Dès le début du combat, cette impression s'est confirmée. Ramirez n'avait quasiment pas de mouvement de tête et se faisait prendre par tout ce que lançait Benavidez. En termes de spectacle, ce n'était pas désagréable : Benavidez avance, cherche le contact, met de l'agressivité, et avec lui on ne s'ennuie pas devant la télévision. Mais en termes de boxe pure, le spectacle restait très limité. On avait l'impression de voir deux mecs bien portant se battre, loin de la boxe plus classe que proposent habituellement les grands champions. La vitesse de bras de Benavidez dans cette catégorie reste impressionnante, surtout avec les petits gants, et elle produit beaucoup de dégâts. Mais sa domination n'a pas effacé ses défauts : il était en mode , il avançait constamment, et il s'est quand même fait toucher souvent par Ramirez. Ces coups n'ont pas eu d'impact réel sur lui, mais ils existent, et face à une opposition plus fraîche ou plus dangereuse, ce genre d'ouvertures peut compter.

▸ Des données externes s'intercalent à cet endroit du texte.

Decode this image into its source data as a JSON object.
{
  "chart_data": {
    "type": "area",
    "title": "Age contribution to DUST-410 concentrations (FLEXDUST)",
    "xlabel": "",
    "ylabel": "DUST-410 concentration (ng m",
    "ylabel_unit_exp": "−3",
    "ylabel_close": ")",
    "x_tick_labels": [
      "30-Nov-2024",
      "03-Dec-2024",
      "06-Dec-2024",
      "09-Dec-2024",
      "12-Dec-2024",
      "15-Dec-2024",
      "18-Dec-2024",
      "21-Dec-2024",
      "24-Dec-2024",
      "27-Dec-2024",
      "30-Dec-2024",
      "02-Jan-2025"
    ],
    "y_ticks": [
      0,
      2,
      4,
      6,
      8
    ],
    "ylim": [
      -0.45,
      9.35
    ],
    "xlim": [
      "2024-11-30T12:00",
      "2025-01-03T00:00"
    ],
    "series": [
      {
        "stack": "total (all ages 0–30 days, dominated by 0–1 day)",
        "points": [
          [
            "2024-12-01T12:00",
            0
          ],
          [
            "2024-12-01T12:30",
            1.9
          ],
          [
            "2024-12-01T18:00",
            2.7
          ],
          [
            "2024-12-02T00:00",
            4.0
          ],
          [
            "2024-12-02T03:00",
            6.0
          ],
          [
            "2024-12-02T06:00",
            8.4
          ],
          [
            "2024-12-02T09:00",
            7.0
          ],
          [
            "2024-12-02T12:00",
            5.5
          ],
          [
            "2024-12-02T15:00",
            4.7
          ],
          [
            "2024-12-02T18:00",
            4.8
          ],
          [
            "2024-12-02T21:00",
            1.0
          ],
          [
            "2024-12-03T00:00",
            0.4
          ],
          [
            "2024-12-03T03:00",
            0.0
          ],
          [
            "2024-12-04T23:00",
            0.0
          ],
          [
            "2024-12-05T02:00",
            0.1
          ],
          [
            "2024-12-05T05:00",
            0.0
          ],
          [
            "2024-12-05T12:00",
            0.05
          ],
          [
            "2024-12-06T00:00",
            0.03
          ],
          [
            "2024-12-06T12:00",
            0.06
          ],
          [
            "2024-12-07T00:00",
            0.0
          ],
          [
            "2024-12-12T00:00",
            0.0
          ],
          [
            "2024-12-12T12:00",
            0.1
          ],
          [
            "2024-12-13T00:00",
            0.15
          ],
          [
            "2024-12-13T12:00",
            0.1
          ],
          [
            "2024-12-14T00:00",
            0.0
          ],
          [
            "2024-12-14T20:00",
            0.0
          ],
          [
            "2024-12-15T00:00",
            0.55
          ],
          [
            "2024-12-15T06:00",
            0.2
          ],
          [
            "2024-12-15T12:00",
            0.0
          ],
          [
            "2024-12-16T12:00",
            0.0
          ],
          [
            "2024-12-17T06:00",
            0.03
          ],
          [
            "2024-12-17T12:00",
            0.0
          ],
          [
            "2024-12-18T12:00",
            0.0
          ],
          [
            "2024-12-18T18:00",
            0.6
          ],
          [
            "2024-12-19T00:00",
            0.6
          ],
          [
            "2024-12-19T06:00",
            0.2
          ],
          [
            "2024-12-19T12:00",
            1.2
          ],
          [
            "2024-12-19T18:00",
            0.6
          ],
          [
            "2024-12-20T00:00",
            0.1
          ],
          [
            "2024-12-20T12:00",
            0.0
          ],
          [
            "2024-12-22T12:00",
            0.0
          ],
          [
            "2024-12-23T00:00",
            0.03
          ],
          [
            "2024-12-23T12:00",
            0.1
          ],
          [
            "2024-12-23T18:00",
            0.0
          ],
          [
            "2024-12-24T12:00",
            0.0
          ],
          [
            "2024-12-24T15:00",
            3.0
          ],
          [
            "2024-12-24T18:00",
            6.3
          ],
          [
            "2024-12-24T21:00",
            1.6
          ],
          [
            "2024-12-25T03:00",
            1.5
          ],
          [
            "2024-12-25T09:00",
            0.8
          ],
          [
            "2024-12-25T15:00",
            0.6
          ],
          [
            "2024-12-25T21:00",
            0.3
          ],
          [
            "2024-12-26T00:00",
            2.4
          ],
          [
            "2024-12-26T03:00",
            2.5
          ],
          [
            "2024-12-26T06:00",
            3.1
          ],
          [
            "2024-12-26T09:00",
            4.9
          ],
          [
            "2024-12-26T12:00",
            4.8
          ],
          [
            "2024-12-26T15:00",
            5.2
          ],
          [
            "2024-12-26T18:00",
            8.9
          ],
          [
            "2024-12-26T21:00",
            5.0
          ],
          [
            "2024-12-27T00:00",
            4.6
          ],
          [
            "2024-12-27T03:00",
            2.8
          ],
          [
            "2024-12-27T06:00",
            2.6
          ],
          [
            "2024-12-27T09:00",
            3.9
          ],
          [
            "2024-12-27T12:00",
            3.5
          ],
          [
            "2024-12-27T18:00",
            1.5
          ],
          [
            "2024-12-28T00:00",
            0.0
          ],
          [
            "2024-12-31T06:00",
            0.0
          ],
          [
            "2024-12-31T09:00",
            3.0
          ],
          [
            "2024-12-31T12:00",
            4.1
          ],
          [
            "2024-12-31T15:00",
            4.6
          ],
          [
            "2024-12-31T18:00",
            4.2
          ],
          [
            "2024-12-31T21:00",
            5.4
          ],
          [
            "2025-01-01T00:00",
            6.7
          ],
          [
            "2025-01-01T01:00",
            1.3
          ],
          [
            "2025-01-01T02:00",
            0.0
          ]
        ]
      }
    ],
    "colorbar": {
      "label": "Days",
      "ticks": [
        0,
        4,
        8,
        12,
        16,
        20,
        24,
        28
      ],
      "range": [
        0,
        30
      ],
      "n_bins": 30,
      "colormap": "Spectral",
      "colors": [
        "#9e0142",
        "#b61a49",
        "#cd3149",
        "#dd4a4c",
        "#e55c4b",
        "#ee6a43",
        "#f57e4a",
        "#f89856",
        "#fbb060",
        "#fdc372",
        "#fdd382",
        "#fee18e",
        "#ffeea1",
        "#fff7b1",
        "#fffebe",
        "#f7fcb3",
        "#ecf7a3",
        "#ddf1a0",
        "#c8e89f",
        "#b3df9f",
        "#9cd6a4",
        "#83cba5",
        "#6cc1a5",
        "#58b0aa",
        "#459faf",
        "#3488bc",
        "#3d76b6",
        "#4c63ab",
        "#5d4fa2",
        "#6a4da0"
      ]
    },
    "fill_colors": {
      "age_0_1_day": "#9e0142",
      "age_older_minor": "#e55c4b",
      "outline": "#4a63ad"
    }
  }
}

Ramirez a mis un genou à terre autour de la quatrième reprise, apparemment gêné à l'œil. Puis, à la sixième, après un enchaînement de Benavidez dans lequel il y a aussi eu un coup de coude qui semblait involontaire, Ramirez a choisi de ne pas se relever. Le coup de coude paraît avoir joué dans sa décision, même si le combat allait déjà clairement dans le sens de Benavidez. Résultat : victoire par KO pour Benavidez, sans grande surprise.
Mais le problème, encore une fois, c'est la suite. Après le combat, Benavidez a appelé Canelo, ce qui pose question : comment un boxeur qui vient de gagner une ceinture dans une catégorie peut-il appeler un adversaire qui fait environ 25 kilos de moins que lui ? Il parle aussi de Bivol ou Beterbiev, deux noms qui ne sont pas forcément au mieux en ce moment, tout en disant non directement à un combat contre Jai Opetaia, pourtant champion en titre, jeune, dans son prime, et référence de la catégorie. C'est là que se situe le vrai problème de Benavidez : il ne sera jamais vraiment the face of boxing, comme disent les Américains, parce qu'il lui manque de la classe. Il cherche toujours les combats où il a clairement un avantage, ou ceux qui peuvent lui rapporter un gros payday.
Pour quelqu'un qui n'est ni mexicain ni fan de Benavidez, ce combat avait finalement peu d'intérêt, si ce n'est de voir où en était Ramirez. Et la réponse est claire : comme il l'avait lui-même laissé entendre, sa carrière touche à sa fin. Benavidez, lui, repart avec une victoire nette, de la vitesse, de la puissance, et un nom de plus à son palmarès. Mais pour convaincre au-delà de son public, il lui faudra autre chose qu'une démonstration face à un adversaire déjà usé.